Learning

How does our brain ensure that we learn facts or skills? Remembering isolated facts is not enough to call it 'learning'. The facts or events that together form the learning material must not only be related to each other, but also integrated with the knowledge already stored in our brains. This merging allows not only new knowledge to be captured, but also new skills, so that the information or actions can be reproduced and even new information can be created. Something is considered real learning if the learning material is experienced as less complex and it leads to more automatisms. Because knowledge is stored throughout the brain, recalling knowledge primarily requires good cooperation and good timing between the different brain areas. Adolescents are hindered in this because communication between the brain areas is not yet optimal. The knowledge stored in the brain is made up of so-called "dispositional representations". These dispositions, these institutions, which form the basis of mental images, are largely formed by learning processes. Not all, because the innate knowledge that regulates the biological processes in the body is also stored in dispositional representations. Dispositional representations are therefore of great importance for learning. One acquires knowledge because the dispositional representations, the settings of the brain, are constantly being adapted, constantly changing. This is also called the adaptive plasticity of the brain. From an observation in the here and now or from a memory, the dispositional representations provide the impetus for forming representations. Imaginations are the most important component of our thoughts. In turn, the observations and memories change the dispositional representations. Brains make learning possible because they are able to change in response to changes in the environment. This also applies to changes in a cognitive environment.
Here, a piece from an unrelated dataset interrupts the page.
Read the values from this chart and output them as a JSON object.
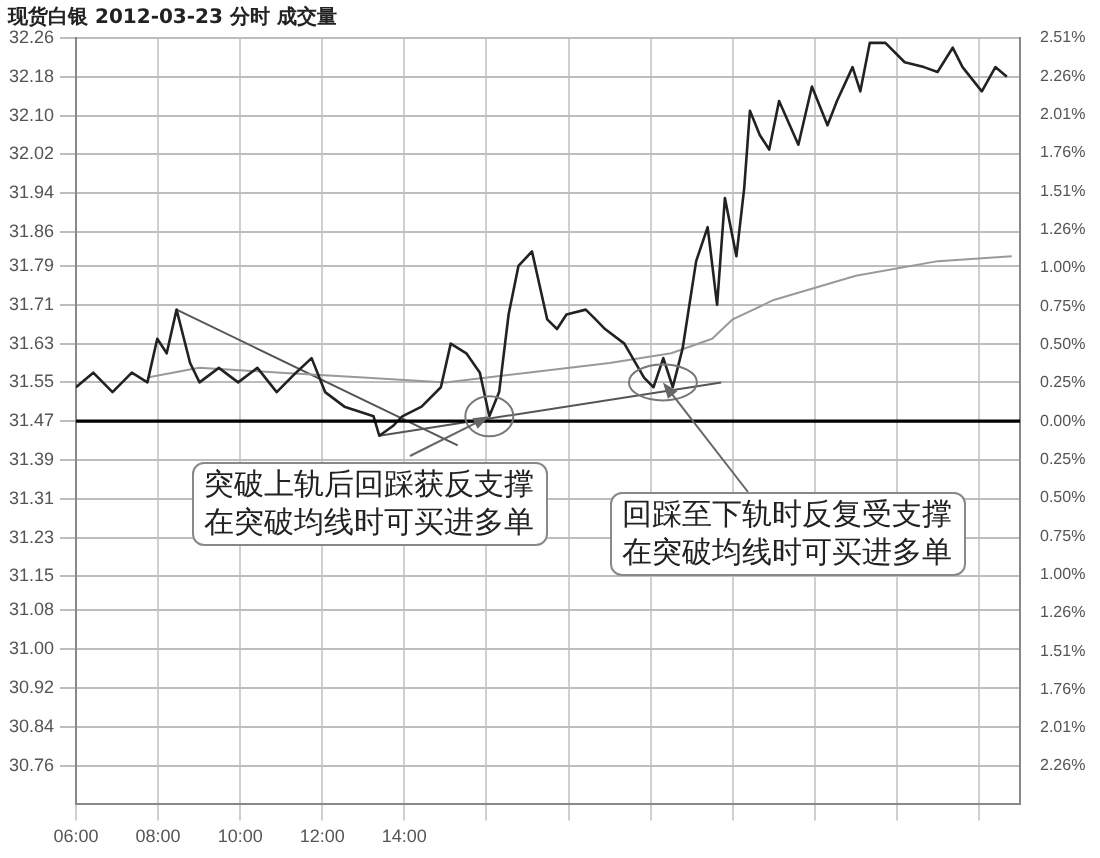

Learning is the processing and recording of information. People learn on the one hand by gaining new experiences and on the other hand by repeating information. These new experiences must have sufficient emotional charge to pass the filter of working memory and then be stored in long-term memory. For adolescents, many events, especially social ones, have such an emotional impact that repetition is not necessary to store them in long-term memory. Whether adolescents learn at any given time and store information in memory for a long time depends on two factors: how involved they are with the information and how important they find the information. When it comes to school knowledge, there is often a lack of involvement and the importance is not always seen by adolescents. This is partly due to the knowledge itself, but to a much greater extent due to all the other, for adolescents, much more important information with which they are inundated. External guidance is therefore necessary to generate involvement in and the importance of school knowledge. Repetition then ensures that the knowledge is stored in memory.

Changes in the brain

Brains are composed of billions of neurons. These neurons connect to each other using synapses. An electrical current through the branch of a neuron initiates a chemical process. Molecules, so-called neurotransmitters, are released and transmit signals between neurons. There are trillions of these connections in a person's brain and everything they produce, learning, memory, emotion and feeling, reasoning, perception, communication, etc. is a result of them. A well-known theory of how learning works in the brain is the Hebb's model. The functioning of synapses, the open space between two neurons, is strengthened when the neurons are activated. These stimuli make the synapse stronger. When a large number of synapses are strengthened by identical stimuli, dispositional representations change, which in turn form new neural networks or alter existing networks. Neural networks store the perceptions we have of reality, both within ourselves and outside ourselves. Three principles in this process are very important for learning:


  • repetition of identical stimuli
  • mutual influence of new and existing networks
  • filtering incoming stimuli


The third principle is that of filtering incoming stimuli. The emotional system plays an important role in this. This provides the criteria by which information stimuli are or are not admitted to working memory. The synapse strengthening process is then initiated from the working memory. As long as we live, our brains are never at rest. Neurons randomly fire signals in preparation for a possible new action; even if they are not explicitly stimulated to take action by, for example, external stimuli. The brain has evolved into sentinels that enable an individual to deal with unexpected events. An important strategy for survival in an often unpredictable environment. Synapses can not only become stronger but also weaker. If the neurons in neural networks are no longer activated by stimuli, the functioning of the synapses weakens and eventually the network will disappear completely.